Samples of the port tubing of the present invention were constructed using the following two parameters:
| ______________________________________ |
| Sample A Core Layer: 30% 3315 EVA (DuPont) 70% 4033 Pebax (Atochem) Tie Layer: 50 weight % Kraton G-1660 (Shell); 38 weight % Hytrel 4056 (DuPont); 10 weight % UE 697000 (Quantum); and 2 weight % Polypropylene copolymer 23M2 (El Paso); Outer layer: 60 weight % Polypropylene copolymer Fina 8473 (Fina); and 40 weight % Styrene-ethylene-butylene- styrene - Kraton G-1652 (Shell). Sample B Core layer: 60% Pebax 4033 (Atochem) 20% Pebax 2533 (Atochem) 20% EVA 3315 (DuPont) Tie Layer: 50 weight % Kraton G-1660 (Shell); 38 weight % Hytrel 4056 (DuPont); 10 weight % UE 697000 (Quantum); and 2 weight % Polypropylene copolymer 23M2 (El Paso) Outer layer: 60 weight % Polypropylene copolymer Fina 8473 (Fina); and 40 weight % Styrene-ethylene-butylene- styrene - Kraton G-1652 (Shell). |
| ______________________________________ |
These samples were RF sealed to a non-PVC material (polypropylene copolymer, Kraton/ethylene vinyl acetate/acid modified ethylene vinyl acetate/PCCE and tested and provided the following properties:
| ______________________________________ |
| Tubing ID Bulk Pull Force (lb) Peel Force (lb) |
| ______________________________________ |
| Sample A 50 (film break) 9.2 very good 78 (pull out) 9.1 Sample B 55 (film delaminate 7.7 very good and pull out 7.8 |
| ______________________________________ |
These results demonstrate that both samples provide sufficient strength to be used as port tubing in medical applications.

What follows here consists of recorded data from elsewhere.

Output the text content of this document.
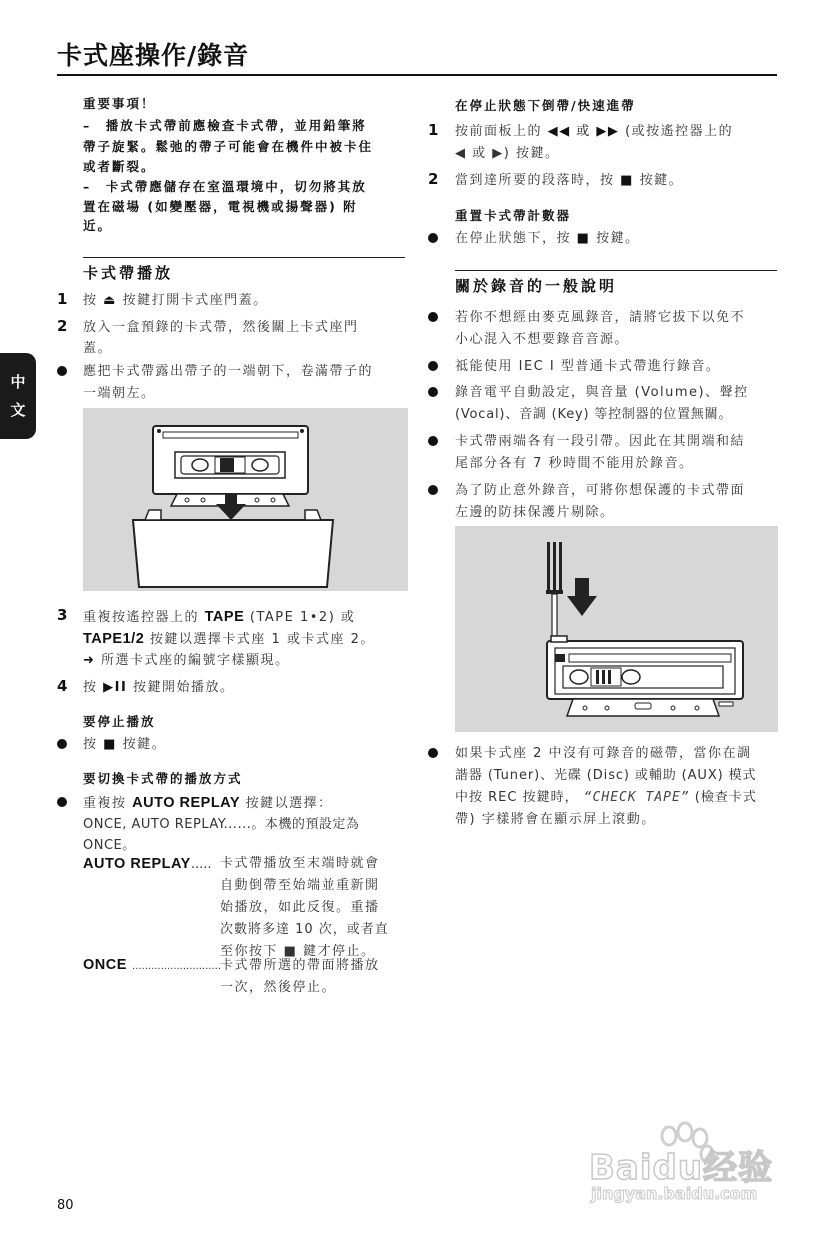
卡式座操作/錄音
中
文
重要事項！
–　播放卡式帶前應檢查卡式帶，並用鉛筆將
帶子旋緊。鬆弛的帶子可能會在機件中被卡住
或者斷裂。
–　卡式帶應儲存在室溫環境中，切勿將其放
置在磁場 (如變壓器，電視機或揚聲器) 附
近。
卡式帶播放
1 按 ⏏ 按鍵打開卡式座門蓋。
2 放入一盒預錄的卡式帶，然後關上卡式座門
蓋。
應把卡式帶露出帶子的一端朝下，卷滿帶子的
一端朝左。
3 重複按遙控器上的 TAPE (TAPE 1•2) 或
TAPE1/2 按鍵以選擇卡式座 1 或卡式座 2。
➜ 所選卡式座的編號字樣顯現。
4 按 ▶II 按鍵開始播放。
要停止播放
按 ■ 按鍵。
要切換卡式帶的播放方式
重複按 AUTO REPLAY 按鍵以選擇：
ONCE, AUTO REPLAY......。本機的預設定為
ONCE。
AUTO REPLAY..... 卡式帶播放至末端時就會
自動倒帶至始端並重新開
始播放，如此反復。重播
次數將多達 10 次，或者直
至你按下 ■ 鍵才停止。
ONCE ............................
卡式帶所選的帶面將播放
一次，然後停止。
在停止狀態下倒帶/快速進帶
1 按前面板上的 ◀◀ 或 ▶▶ (或按遙控器上的
◀ 或 ▶) 按鍵。
2 當到達所要的段落時，按 ■ 按鍵。
重置卡式帶計數器
在停止狀態下，按 ■ 按鍵。
關於錄音的一般說明
若你不想經由麥克風錄音，請將它拔下以免不
小心混入不想要錄音音源。
祗能使用 IEC I 型普通卡式帶進行錄音。
錄音電平自動設定，與音量 (Volume)、聲控
(Vocal)、音調 (Key) 等控制器的位置無關。
卡式帶兩端各有一段引帶。因此在其開端和結
尾部分各有 7 秒時間不能用於錄音。
為了防止意外錄音，可將你想保護的卡式帶面
左邊的防抹保護片剔除。
如果卡式座 2 中沒有可錄音的磁帶，當你在調
諧器 (Tuner)、光碟 (Disc) 或輔助 (AUX) 模式
中按 REC 按鍵時， “CHECK TAPE” (檢查卡式
帶) 字樣將會在顯示屏上滾動。
Baidu经验
jingyan.baidu.com
80
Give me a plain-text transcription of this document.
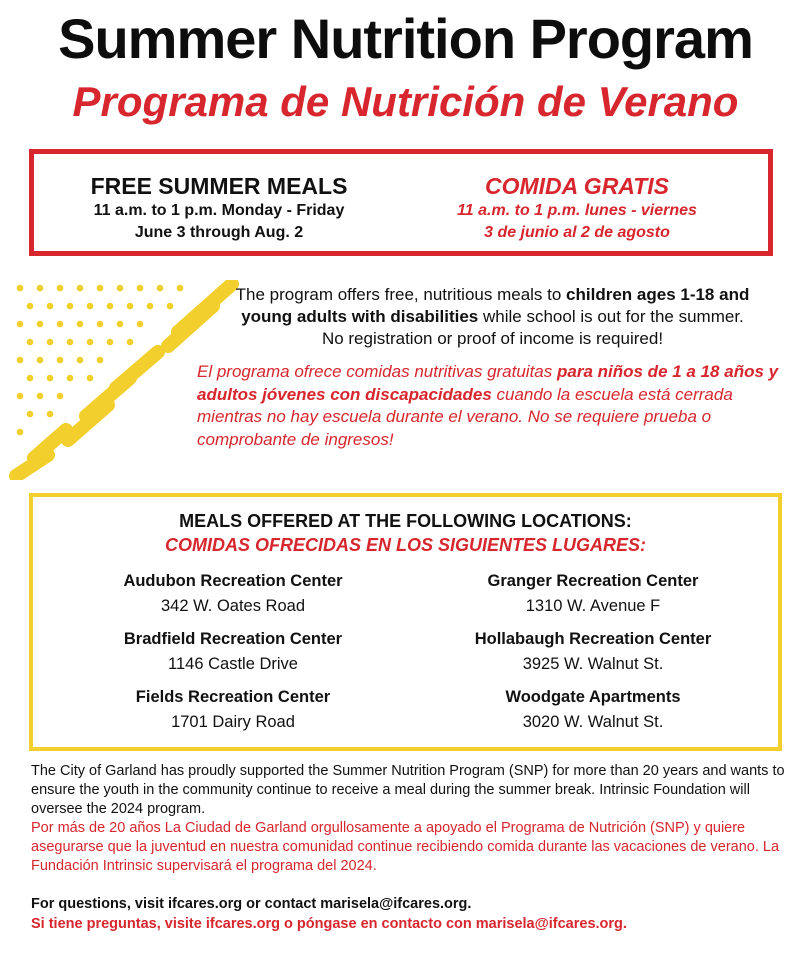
Summer Nutrition Program
Programa de Nutrición de Verano
FREE SUMMER MEALS
11 a.m. to 1 p.m. Monday - Friday
June 3 through Aug. 2
COMIDA GRATIS
11 a.m. to 1 p.m. lunes - viernes
3 de junio al 2 de agosto

The program offers free, nutritious meals to children ages 1-18 and

young adults with disabilities while school is out for the summer.

No registration or proof of income is required!

El programa ofrece comidas nutritivas gratuitas para niños de 1 a 18 años y adultos jóvenes con discapacidades cuando la escuela está cerrada mientras no hay escuela durante el verano. No se requiere prueba o comprobante de ingresos!
MEALS OFFERED AT THE FOLLOWING LOCATIONS:
COMIDAS OFRECIDAS EN LOS SIGUIENTES LUGARES:
Audubon Recreation Center
342 W. Oates Road
Granger Recreation Center
1310 W. Avenue F
Bradfield Recreation Center
1146 Castle Drive
Hollabaugh Recreation Center
3925 W. Walnut St.
Fields Recreation Center
1701 Dairy Road
Woodgate Apartments
3020 W. Walnut St.
The City of Garland has proudly supported the Summer Nutrition Program (SNP) for more than 20 years and wants to ensure the youth in the community continue to receive a meal during the summer break. Intrinsic Foundation will oversee the 2024 program.
Por más de 20 años La Ciudad de Garland orgullosamente a apoyado el Programa de Nutrición (SNP) y quiere asegurarse que la juventud en nuestra comunidad continue recibiendo comida durante las vacaciones de verano. La Fundación Intrinsic supervisará el programa del 2024.
For questions, visit ifcares.org or contact marisela@ifcares.org.
Si tiene preguntas, visite ifcares.org o póngase en contacto con marisela@ifcares.org.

It should be understood that various changes and modifications to the presently preferred embodiments described herein will be apparent to those skilled in the art. Such changes and modifications can be made without departing from the spirit and scope of the present invention and without diminishing its attendant advantages. It is therefore intended that such changes and modifications be covered by the appended claims.